INVESTMENT MERIT
- Results highlights.
MK Land’s 1Q13 net profit of RM4.1m was below expectations and merely accounted
for about 11.7% of our full-year estimate of RM35m. 1Q13 revenue increased by 11%
YoY to RM91.9m, but bottomline growth was muted at 5% YoY to RM4.1m, no thanks
to its higher cost of sales. 1Q13 net profit fell 42% QoQ due to lower sales
billings.
- High beta developers
unlikely to perform nearer to GE. MK Land’s share price has not performed
well since our last report dated 7 Aug
2012. Our property analyst has turned cautious for the short term due to
increased cautious sentiments on nearing GE, which will cap upsides for small
cap developers like MK Land. Furthermore, our property analyst prefers defensive
dividend yield driven developers of >5% yields; MKLAND’s FY13E yield only
implies 2.3% (MK Land has announced a 0.75 sen net dividend payout on 15
Jan 2013) which could be largely driven
by its one-off Damansara Perdana land sale, so the payout may not be consistent
(they have not paid out dividends over the last 3 years).
- Reduce FY13E projected net profit by 54% to RM16m on lower
property sales as we expect buyers to be more cautious running up to GE.
- Trimming our TP to RM0.36 (RM0.85 previously) as we widen our
discount rate to 81% (55% previously) on unchanged FD RNAV of RM1.88 to reflect
close to trough Fwd PBV valuations. The higher discount rate factors in the
disappointing results, risks of high betas negatively reaction to risks of
nearing GE, small market capitalisation, and disappointing earnings against our
estimates. Hence we reduce rating to “TRADING SELL”. Risk to our call is if
MKLAND manages to sell more of its landbanks which may result in more one-off
profit jumps or even special dividends.
SWOT ANALYSIS
- Strength: Largest land owner in Damansara Perdana with
an extremely low land cost.
- Weaknesses:
Small market cap/weak dividend payout record.

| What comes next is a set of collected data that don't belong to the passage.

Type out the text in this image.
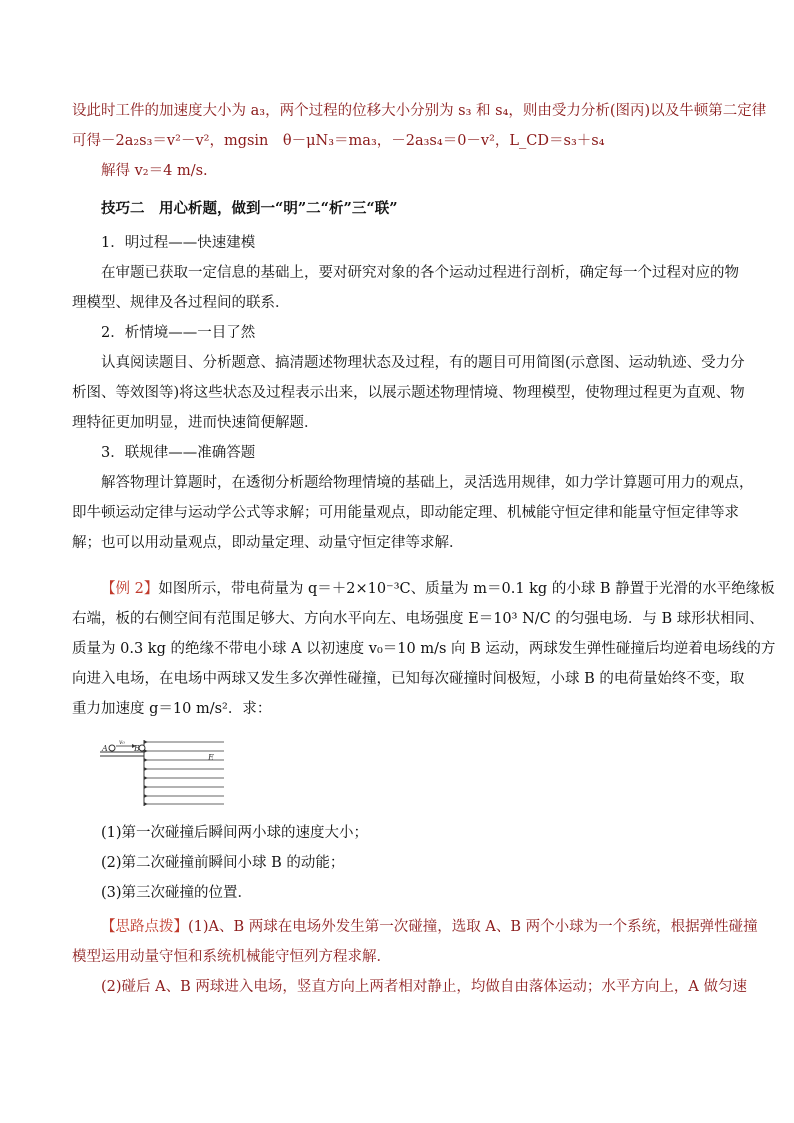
设此时工件的加速度大小为 a₃，两个过程的位移大小分别为 s₃ 和 s₄，则由受力分析(图丙)以及牛顿第二定律

可得－2a₂s₃＝v²－v²，mgsin　θ－μN₃＝ma₃，－2a₃s₄＝0－v²，L_CD＝s₃＋s₄

解得 v₂＝4 m/s.

技巧二　用心析题，做到一“明”二“析”三“联”

1．明过程——快速建模

在审题已获取一定信息的基础上，要对研究对象的各个运动过程进行剖析，确定每一个过程对应的物

理模型、规律及各过程间的联系．

2．析情境——一目了然

认真阅读题目、分析题意、搞清题述物理状态及过程，有的题目可用简图(示意图、运动轨迹、受力分

析图、等效图等)将这些状态及过程表示出来，以展示题述物理情境、物理模型，使物理过程更为直观、物

理特征更加明显，进而快速简便解题．

3．联规律——准确答题

解答物理计算题时，在透彻分析题给物理情境的基础上，灵活选用规律，如力学计算题可用力的观点，

即牛顿运动定律与运动学公式等求解；可用能量观点，即动能定理、机械能守恒定律和能量守恒定律等求

解；也可以用动量观点，即动量定理、动量守恒定律等求解．

【例 2】如图所示，带电荷量为 q＝＋2×10⁻³C、质量为 m＝0.1 kg 的小球 B 静置于光滑的水平绝缘板

右端，板的右侧空间有范围足够大、方向水平向左、电场强度 E＝10³ N/C 的匀强电场．与 B 球形状相同、

质量为 0.3 kg 的绝缘不带电小球 A 以初速度 v₀＝10 m/s 向 B 运动，两球发生弹性碰撞后均逆着电场线的方

向进入电场，在电场中两球又发生多次弹性碰撞，已知每次碰撞时间极短，小球 B 的电荷量始终不变，取

重力加速度 g＝10 m/s²．求：

A
v₀
B
E

(1)第一次碰撞后瞬间两小球的速度大小；

(2)第二次碰撞前瞬间小球 B 的动能；

(3)第三次碰撞的位置．

【思路点拨】(1)A、B 两球在电场外发生第一次碰撞，选取 A、B 两个小球为一个系统，根据弹性碰撞

模型运用动量守恒和系统机械能守恒列方程求解．

(2)碰后 A、B 两球进入电场，竖直方向上两者相对静止，均做自由落体运动；水平方向上，A 做匀速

- Opportunities: MRT accessibility to future Damansara Perdana
developments. Future land JVs for its
asset-light devt. models.
- Threats: Economic
risks, upcoming GE risks.
TECHNICALS
- Resistance: RM0.35 (R1), RM0.38 (R2)
- Support: RM0.315 (S1), RM0.29 (S2)
- Comments: MK Land has formed "Falling Wedge" chart pattern over
the past half a year. Though not necessarily a bearish pattern, traders should
not take any action until the share price breakouts out of either the RM0.35
resistance (Buy signal), or the RM0.315 support (Sell signal) which would offer
some direction.
BUSINESS OVERVIEW
- MK Land is a property development company with focus in Selangor,
Perak and Kedah. Its land portfolio includes affordable housing, lifestyle
living, commercial development, resort, water theme park and other investments.
BUSINESS SEGMENTS
- Property – Rafflesia Semi-Detached bungalows Phase 2,
Phase3 and One Damansara Condominiums
have been completed and handed over to the purchasers. New launches include 50
units of Rafflesia Semi-Detached bungalows Phase 6 and Metropolitan Square Block
C, comprising 258 units of condominiums.
- Leisure – >90% of leisure revenue comes from its Bukit
Merah Laketown Resort while the balance are contributed by Taiping Golf Resort
and Taiping Golf and Country Club. During the financial year, its Langkawi
Lagoon Resort hotel was launched with 69 budget rooms while another 79 new
premium rooms are being constructed right now.